IC/BPS affects men and women of all cultures, socioeconomic backgrounds, and ages. Although the disease was previously believed to be a condition of menopausal women, growing numbers of men and women are being diagnosed in their twenties and younger. IC/BPS is not a rare condition.[50] Early research suggested that IC/BPS prevalence ranged from 1 in 100,000 to 5.1 in 1,000 of the general population. In recent years, the scientific community has achieved a much deeper understanding of the epidemiology of interstitial cystitis.
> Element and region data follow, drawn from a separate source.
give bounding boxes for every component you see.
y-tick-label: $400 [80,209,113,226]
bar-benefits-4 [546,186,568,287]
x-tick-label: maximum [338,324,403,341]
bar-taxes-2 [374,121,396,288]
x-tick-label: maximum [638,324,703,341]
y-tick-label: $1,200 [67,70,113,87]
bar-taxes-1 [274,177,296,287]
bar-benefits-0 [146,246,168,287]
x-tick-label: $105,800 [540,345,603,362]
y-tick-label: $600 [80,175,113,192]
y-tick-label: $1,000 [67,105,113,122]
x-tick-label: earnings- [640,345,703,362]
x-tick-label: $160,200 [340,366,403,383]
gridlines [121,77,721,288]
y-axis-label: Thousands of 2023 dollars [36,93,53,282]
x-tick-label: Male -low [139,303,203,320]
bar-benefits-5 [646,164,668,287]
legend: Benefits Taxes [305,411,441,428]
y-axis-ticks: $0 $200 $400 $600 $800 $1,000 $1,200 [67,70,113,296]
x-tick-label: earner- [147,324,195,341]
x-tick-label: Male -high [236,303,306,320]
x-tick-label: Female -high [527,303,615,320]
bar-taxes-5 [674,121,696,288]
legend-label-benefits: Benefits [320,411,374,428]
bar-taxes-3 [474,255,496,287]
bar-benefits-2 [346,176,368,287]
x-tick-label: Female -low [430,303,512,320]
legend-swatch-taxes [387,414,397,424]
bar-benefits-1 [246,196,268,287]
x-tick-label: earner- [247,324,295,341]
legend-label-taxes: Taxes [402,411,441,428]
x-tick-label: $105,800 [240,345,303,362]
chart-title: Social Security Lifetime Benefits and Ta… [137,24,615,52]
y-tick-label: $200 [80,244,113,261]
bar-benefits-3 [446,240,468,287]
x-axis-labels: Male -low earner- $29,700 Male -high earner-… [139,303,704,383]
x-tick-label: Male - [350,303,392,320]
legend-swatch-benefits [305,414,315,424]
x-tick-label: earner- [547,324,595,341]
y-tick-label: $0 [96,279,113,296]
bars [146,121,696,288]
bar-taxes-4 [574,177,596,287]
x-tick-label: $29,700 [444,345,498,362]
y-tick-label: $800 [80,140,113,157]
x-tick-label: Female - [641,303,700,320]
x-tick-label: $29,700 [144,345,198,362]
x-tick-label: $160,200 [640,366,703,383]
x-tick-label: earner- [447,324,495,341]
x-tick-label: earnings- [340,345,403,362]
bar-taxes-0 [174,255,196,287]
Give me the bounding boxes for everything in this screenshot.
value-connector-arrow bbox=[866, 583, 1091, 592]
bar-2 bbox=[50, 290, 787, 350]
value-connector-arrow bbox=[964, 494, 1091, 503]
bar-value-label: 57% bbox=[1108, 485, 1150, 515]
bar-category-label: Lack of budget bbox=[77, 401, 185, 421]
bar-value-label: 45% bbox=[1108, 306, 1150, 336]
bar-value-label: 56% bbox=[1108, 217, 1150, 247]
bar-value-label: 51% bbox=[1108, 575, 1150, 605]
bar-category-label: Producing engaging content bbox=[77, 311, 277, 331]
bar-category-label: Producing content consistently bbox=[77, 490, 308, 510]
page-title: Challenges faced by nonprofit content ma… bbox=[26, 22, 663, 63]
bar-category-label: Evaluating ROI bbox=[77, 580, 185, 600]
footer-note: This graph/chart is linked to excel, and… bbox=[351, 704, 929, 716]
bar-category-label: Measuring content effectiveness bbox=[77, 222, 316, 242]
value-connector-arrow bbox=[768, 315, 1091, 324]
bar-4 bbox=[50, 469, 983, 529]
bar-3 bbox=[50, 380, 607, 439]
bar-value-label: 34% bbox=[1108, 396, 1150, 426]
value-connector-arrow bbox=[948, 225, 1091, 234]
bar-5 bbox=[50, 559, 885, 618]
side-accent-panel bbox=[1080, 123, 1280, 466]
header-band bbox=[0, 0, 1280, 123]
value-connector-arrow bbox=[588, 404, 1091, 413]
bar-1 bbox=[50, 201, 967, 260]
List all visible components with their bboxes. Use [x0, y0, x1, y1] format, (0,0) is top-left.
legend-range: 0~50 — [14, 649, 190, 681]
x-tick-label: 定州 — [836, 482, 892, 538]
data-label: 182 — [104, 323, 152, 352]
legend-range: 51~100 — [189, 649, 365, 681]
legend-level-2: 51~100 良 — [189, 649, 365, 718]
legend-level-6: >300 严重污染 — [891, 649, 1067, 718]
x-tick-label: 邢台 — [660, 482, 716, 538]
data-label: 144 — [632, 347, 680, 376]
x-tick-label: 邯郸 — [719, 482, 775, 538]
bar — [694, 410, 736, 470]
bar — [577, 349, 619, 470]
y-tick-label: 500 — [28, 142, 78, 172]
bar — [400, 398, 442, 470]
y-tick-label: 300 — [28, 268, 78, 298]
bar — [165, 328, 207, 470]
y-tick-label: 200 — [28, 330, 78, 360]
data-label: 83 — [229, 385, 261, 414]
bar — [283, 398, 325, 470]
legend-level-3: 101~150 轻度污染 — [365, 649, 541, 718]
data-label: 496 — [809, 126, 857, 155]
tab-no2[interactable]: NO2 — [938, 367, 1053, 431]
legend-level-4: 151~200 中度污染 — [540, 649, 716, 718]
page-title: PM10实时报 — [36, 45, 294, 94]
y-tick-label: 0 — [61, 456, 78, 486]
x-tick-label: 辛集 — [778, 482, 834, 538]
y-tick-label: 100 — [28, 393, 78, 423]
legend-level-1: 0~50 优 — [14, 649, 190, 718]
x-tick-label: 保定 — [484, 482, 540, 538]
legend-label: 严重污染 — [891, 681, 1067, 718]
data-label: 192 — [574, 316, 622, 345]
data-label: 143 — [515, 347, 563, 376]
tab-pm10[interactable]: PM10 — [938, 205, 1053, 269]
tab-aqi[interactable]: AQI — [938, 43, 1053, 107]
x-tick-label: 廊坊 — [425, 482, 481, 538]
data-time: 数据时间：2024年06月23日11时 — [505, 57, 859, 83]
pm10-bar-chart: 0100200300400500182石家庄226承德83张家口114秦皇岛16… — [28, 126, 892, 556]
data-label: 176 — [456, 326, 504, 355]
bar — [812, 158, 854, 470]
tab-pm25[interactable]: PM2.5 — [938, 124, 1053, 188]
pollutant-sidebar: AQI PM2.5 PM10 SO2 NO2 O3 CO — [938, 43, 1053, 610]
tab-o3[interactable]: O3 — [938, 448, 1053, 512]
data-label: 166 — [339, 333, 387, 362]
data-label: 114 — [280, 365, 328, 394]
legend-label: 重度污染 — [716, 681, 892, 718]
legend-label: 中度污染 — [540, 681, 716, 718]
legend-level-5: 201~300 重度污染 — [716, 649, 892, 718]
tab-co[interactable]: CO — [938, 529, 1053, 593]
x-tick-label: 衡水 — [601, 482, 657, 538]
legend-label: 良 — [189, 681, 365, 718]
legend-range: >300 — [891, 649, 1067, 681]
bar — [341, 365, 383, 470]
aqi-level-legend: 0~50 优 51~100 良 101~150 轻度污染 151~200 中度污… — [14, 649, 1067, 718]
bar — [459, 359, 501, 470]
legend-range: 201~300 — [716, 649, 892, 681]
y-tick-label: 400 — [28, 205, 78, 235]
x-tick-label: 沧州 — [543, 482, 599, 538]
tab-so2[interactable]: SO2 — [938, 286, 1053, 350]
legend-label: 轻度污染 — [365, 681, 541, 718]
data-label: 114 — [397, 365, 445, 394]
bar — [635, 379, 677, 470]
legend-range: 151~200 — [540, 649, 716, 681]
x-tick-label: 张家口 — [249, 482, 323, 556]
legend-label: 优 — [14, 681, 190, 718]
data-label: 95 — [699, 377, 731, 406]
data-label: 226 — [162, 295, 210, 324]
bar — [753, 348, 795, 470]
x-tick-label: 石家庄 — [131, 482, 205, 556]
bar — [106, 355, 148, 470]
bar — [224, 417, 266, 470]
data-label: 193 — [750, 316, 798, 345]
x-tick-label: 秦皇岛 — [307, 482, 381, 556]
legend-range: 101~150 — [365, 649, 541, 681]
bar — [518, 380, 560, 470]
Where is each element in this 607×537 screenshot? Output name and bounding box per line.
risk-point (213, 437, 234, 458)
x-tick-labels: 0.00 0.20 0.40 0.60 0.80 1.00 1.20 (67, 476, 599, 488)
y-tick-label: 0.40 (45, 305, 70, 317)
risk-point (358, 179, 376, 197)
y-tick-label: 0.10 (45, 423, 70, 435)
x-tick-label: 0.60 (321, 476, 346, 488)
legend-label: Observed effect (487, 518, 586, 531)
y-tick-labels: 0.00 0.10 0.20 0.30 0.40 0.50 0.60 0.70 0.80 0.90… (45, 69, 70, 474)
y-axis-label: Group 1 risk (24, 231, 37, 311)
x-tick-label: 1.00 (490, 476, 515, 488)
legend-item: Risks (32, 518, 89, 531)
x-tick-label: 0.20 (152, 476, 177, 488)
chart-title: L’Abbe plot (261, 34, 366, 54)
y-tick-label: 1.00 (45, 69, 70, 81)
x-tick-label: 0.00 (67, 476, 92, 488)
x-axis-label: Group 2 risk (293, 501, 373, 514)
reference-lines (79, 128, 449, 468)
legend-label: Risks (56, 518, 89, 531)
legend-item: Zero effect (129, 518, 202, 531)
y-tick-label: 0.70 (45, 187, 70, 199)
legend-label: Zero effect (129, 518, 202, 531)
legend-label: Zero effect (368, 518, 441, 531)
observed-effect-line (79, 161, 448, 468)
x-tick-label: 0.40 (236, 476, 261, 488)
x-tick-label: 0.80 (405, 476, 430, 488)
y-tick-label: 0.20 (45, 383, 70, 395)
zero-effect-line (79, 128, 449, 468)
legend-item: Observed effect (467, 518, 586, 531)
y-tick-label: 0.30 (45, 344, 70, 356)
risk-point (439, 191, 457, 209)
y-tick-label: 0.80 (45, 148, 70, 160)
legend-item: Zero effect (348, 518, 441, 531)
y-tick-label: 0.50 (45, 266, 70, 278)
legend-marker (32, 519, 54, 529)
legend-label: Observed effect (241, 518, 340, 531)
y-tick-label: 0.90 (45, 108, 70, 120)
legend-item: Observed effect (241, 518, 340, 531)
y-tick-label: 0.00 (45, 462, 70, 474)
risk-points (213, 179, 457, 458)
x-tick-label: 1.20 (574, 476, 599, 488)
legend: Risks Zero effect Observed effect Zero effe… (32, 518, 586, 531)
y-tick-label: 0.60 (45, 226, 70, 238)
Recent studies[51][52] have revealed that between 2.7 and 6.53 million women in the USA have symptoms of IC and up to 12% of women may have early symptoms of IC/BPS. Further study has estimated that the condition is far more prevalent in men than previously thought ranging from 1.8 to 4.2 million men having symptoms of interstitial cystitis.

History[edit]

Philadelphia surgeon Joseph Parrish published the earliest record of interstitial cystitis in 1836 describing three cases of severe lower urinary tract symptoms without the presence of a bladder stone.[4] The term "interstitial cystitis" was coined by Dr. Alexander Skene in 1887 to describe the disease.[11] In 2002, the United States amended the Social Security Act to include interstitial cystitis as a disability. The first guideline for diagnosis and treatment of interstitial cystitis is released by a Japanese research team in 2009.[53] The American Urological Association released the first American clinical practice guideline for diagnosing and treating IC/BPS in 2011.

Characterization[edit]

Originally called interstitial cystitis, this disorder was renamed to interstitial cystitis/bladder pain syndrome in the 2002–2010 timeframe. In 2007, the National Institute of Diabetes and Digestive and Kidney Diseases (NIDDK) began using the umbrella term Urologic Chronic Pelvic Pain Syndromes (UCPPS) to refer to pain syndromes associated with the bladder (i.e., interstitial cystitis/bladder pain syndrome, IC/BPS) and the prostate gland (i.e., Chronic prostatitis/chronic pelvic pain syndrome).[54]

In 2008, terms currently in use in addition to IC/BPS include painful bladder syndrome, bladder pain syndrome and hypersensitive bladder syndrome, alone and in a variety of combinations. These different terms are being used in different parts of the world. The term "interstitial cystitis" is the primary term used in ICD-10 and MeSH. The condition is officially recognized as a disability in the United States.[7][55]